Après ces deux digressions, il sera convenable de considérer l'état des choses, qui ont donné naissance aux traités du Japon avec des puissances chrétiennes. M. Paternostro est de l'opinion que les faits qui dans l'intention expresse ou tacite des parties contractantes ont été la base des dispositions de ces traités, se sont modifiés d'une telle manière, que les conventions internationales, qui n'ont eu autrefois leur raison d'être que dans ces faits, manquent aujourd'hui de toute base solide. Personne n'est plus digne, comme expert, de la confiance de l'Institut de droit international que M. Paternostro. Ces faits, selon son avis, étaient :

1o le silence ou la grande différence des lois;

2 les lacunes ou la grande différence dans l'organisation judiciaire; 3 l'absence des garanties nécessaires pour protéger les droits d'une des parties contractantes.

Ces faits, à ce qu'il nous assure, sont désormais passés à l'état de simples souvenirs du temps jadis, et il affirme que le Japon serait autorisé rebus sic mutatis à dénoncer ses traités au point de vue du droit international.
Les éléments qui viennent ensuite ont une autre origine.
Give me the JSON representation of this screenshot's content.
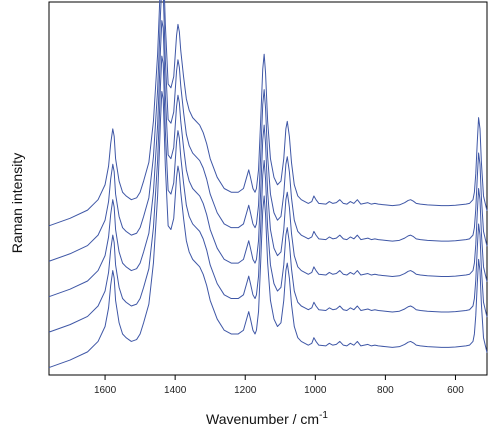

Cette dernière question, qui est d'une haute importance pour le Japon, peut être envisagée sous divers points de vue et, en admettant que la grande modification dans l'ordre de choses qui existait à la naissance de certains traités du Japon pourrait bien justifier une revision de plusieurs clauses de ces traités, il est permis de soutenir qu'au point de vue du droit des gens, les traités eux-mêmes ne peuvent être annulés ni modifiés par le seul effet de la volonté du Japon, c'est-à-dire sans l'assentiment des autres parties contractantes. En soutenant cette thèse, je suppose que le Japon se regarde comme déjà admis à participer aux avantages du droit public et du concert européens, et que son gouvernement cherchera à régler sa politique d'une manière qui ne sera pas en désaccord avec ce concert. Mais comment peut-on préciser ce concert? Voilà une question de pratique à laquelle heureusement la réponse n'est pas trop difficile, si nous voulons apprécier sans aucune prévention les leçons qui résultent des relations internationales de nos jours. J'ai en vue les leçons résultant du traité de Paris, du 30 mars 1856, combiné avec celui de Londres du 13 mars 1871.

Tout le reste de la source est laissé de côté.